Senandung angin membuai Beatrice dalam nyamannya. Tugas makalah kunjungan pabrik telah selesai ia kerjakan. Urusan perut pun telah usai dipenuhi. Masih ada sekitar satu jam lagi sebelum kelas berikutnya dimulai. Tak ada pilihan menarik lain yang bisa Beatrice lakukan sendirian, selain melamun.
***

Bagi beberapa orang rumah adalah tempat sederhana untuk berteduh dari segala macam cuaca dan bahaya, yang setiap waktu mengepulkan aroma sedap tanda masakan telah matang. Bagi sebagian lain, rumah adalah bangunan mewah bergaya eropa dengan halaman disertai taman elok yang cukup untuk menampung warga satu RT Jakarta pinggiran. Bagi sebagian lainnya, rumah adalah canda dan tenang di sepetak ruang kecil dengan tripleks sebagai penyanggah dan kardus sebagai alasnya. Namun bagii Beatrice, rumah adalah tempat di mana ia bisa kunjungi berulangkali, di mana ia merasa aman dan nyaman, tempat di mana ia bisa menjadi dan menemukan diri sendiri, tempat di mana ia bisa selalu pulang, rumah adalah dia. Seseorang yang menawarkan canda dan tawa, seseorang yang menawarkan tempat perlindungan sekaligus berlabuh dari kerasnya cuaca. Itu dulu.
Menit silih berganti, beberapa mahasiswa berlalu lalang. Satu dari gerombolan mahasiswa tersebut berjalan terlalu dekat dengan Beatrice.
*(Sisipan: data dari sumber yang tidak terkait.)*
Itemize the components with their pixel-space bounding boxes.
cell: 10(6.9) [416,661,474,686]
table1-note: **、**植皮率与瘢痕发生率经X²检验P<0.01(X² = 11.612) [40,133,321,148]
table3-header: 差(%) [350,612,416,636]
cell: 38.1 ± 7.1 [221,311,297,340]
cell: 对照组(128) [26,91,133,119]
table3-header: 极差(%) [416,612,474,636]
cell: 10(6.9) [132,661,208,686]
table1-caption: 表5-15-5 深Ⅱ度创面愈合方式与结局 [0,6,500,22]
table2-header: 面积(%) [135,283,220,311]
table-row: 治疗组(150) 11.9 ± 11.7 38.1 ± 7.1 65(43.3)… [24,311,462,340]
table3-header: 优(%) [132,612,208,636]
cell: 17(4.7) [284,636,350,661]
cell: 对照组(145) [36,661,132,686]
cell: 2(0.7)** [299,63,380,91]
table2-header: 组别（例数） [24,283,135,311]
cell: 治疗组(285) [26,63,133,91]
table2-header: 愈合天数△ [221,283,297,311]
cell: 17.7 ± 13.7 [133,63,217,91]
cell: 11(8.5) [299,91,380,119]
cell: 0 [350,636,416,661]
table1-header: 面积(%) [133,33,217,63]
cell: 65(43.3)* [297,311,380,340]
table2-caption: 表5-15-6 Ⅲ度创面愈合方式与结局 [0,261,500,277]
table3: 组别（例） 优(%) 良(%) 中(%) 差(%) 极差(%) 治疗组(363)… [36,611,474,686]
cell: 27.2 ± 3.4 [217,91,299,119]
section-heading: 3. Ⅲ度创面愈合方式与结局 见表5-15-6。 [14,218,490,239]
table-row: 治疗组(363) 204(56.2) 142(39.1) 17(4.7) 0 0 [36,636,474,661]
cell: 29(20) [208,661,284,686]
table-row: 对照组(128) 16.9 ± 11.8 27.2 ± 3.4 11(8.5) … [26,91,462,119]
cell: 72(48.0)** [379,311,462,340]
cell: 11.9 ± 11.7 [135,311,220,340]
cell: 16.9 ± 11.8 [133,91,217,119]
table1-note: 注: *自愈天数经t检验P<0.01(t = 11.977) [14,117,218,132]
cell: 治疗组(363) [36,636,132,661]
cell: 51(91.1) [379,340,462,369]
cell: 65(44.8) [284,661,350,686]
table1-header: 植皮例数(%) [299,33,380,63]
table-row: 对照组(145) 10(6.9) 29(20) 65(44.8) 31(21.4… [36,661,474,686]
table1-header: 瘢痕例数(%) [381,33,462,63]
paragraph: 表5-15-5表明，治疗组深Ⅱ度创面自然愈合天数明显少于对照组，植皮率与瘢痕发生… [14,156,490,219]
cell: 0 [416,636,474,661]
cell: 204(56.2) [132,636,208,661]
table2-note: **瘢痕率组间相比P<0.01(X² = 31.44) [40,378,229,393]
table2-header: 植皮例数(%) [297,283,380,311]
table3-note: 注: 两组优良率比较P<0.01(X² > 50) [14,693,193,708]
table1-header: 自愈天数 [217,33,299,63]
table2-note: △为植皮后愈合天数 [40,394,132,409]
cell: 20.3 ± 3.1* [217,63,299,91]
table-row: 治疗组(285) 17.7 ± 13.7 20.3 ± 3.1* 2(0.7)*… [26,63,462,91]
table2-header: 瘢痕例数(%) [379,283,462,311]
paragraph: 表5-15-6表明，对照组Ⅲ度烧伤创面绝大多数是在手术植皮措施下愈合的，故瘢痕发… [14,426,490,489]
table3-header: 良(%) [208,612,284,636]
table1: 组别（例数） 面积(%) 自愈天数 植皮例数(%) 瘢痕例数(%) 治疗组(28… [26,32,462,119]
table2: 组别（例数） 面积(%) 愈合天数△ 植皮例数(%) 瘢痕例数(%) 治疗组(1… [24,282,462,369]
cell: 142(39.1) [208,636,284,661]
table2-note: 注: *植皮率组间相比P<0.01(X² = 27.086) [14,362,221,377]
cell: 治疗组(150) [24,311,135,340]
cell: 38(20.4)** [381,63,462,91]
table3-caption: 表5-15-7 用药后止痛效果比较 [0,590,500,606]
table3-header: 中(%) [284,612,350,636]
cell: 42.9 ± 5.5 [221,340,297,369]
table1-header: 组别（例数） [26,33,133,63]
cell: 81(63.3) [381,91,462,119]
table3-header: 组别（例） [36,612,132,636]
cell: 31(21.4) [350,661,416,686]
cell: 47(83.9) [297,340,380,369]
Wanginya sangat menusuk indera penciuman. Membuatnya terjerembap dalam nostalgia kisah yang sudah usang. Wangi musk
Rasanya sudah beberapa menit yang lalu mahasiswa itu lewat, akan tetapi wangi parfum beraroma musk  tersebut masih saja menempel di hidung bangirnya. Pusing, ia pun beranjak pergi dari kursi taman kampus yang menyisakan wangi kenangan itu. Hey, jangan lihat aku, aku datang bukan karena mauku, salahkan mahasiswa berwangi musk itu.
Barusan aku datang sebagai harum yang membuatnya mual. Kemarin-kemarin aku berkunjung dalam bentuk kendaraan, dan sebuah update singkat di jejaring sosial. Iya, aku bisa datang dalam bentuk apa saja. Mulai dari sepotong lagu, senandung nyanyian, rinaian  hujan, malam, kemacetan lalu lintas, pun dengan sebuah sketsa, film, kata-kata, apa pun. Oh iya, minggu lalu hujan memanggilku. Karenanya, Beatrice jadi teringat saat sedang berteduh di pinggiran jalan Surabaya bersama mantan kekasihnya. Mobil yang mereka naiki mogok dan hujan semakin turun dengan deras, mengundang dingin datang menyelimuti. Alhasil jemarinya memucat.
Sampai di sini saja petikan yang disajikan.